In 1967, Sri Gurudev Swami Satchidananda was one among the new immigrants whose exotic garb, customs, and cuisines would add color and spice to the diversity, the so-called “melting pot” of American culture. He arrived in New York City on May 24, 1967, and, according to an article in the Village Voice, he “came through customs, beaming and radiant…” His own experiences and insights, along with the wisdom that he accessed through his contact with various spiritual masters in India, enlivened him and illuminated the lives of those who eventually came to learn from him.
And come they did. Jews, Muslims, Christians, Hindus, Buddhists, agnostics, the “spiritual but not religious” and others, all of whom were seeking peace and harmony in a world of divisiveness and discord, a world where the unaware often perpetrate violence on those whom they perceive as “other.” They flocked to hear Gurudev speak about a different perception of reality, one grounded in the knowledge and in the experience that all beings are interconnected, that in the realm of the ultimate reality, we are all one.

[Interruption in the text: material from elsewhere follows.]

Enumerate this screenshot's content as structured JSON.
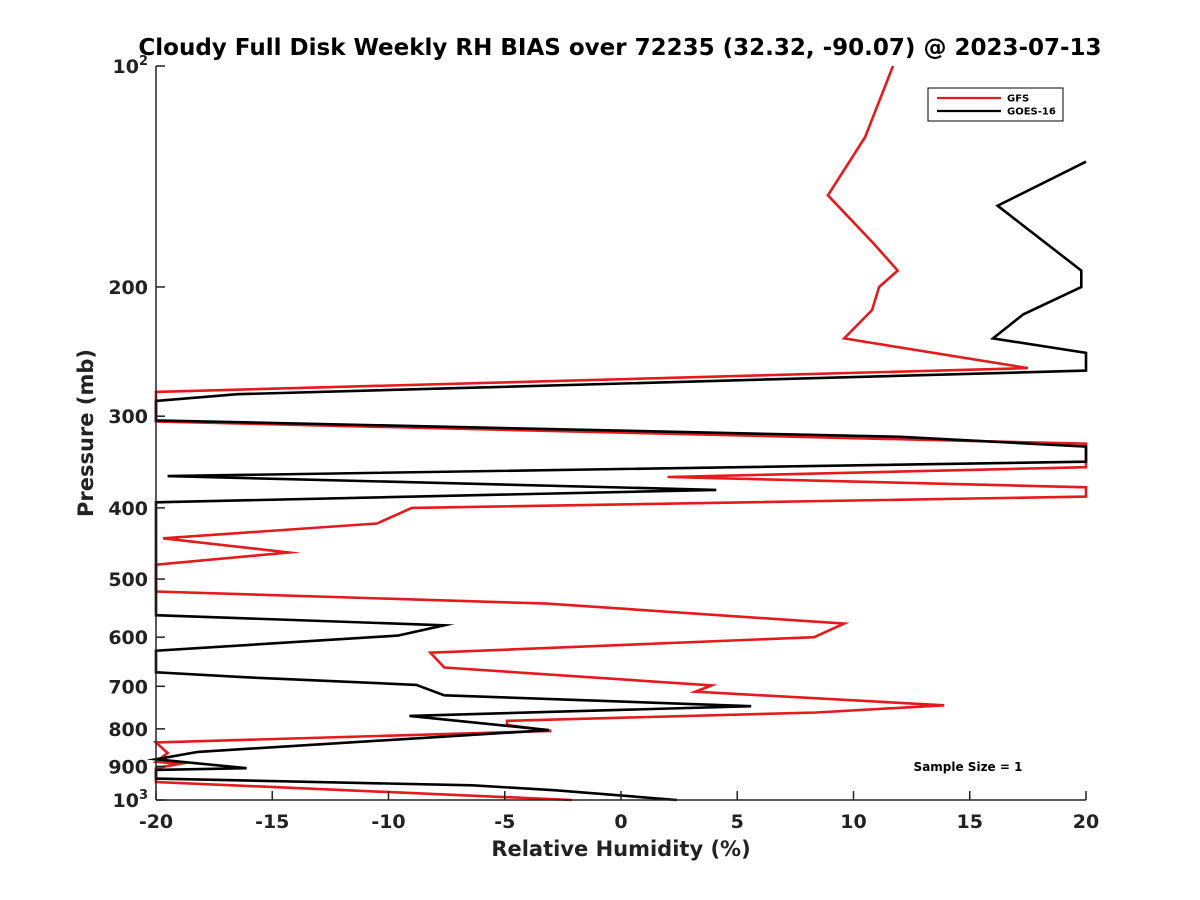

“We can see the same spirit in everybody,” he taught, “only when we know that we are that spirit, Atma, or Self. Only a person who has understood his or her own Self can see that same Self in everybody. Until then, you can never see others in this way. With that spiritual vision, you see that you are not different from anybody else. It is with this understanding that Jesus said, ‘I and my Father are one.’ Because he, himself, identified with the Holy Spirit, he was able to understand the Holy Spirit.”
Gurudev saw the entire world as his family and felt that a real spiritual experience meant to see the unity in diversity. He considered all of Earth’s creatures brothers and sisters, each a singular expression of the one Source. He counseled his students to “see your own Self in all,” explaining that this “is how to show the unity in diversity visibly and powerfully.”
In this period of far-reaching violence and profound discord—between religions, between political factions, between ethnic and social groups—let us imbibe and reflect his wisdom:
We are all different colors, sizes, and shapes on the outside, but inside the same light shines. We may look different, but if we see the spirit, we realize, I am you; you are me; we are one.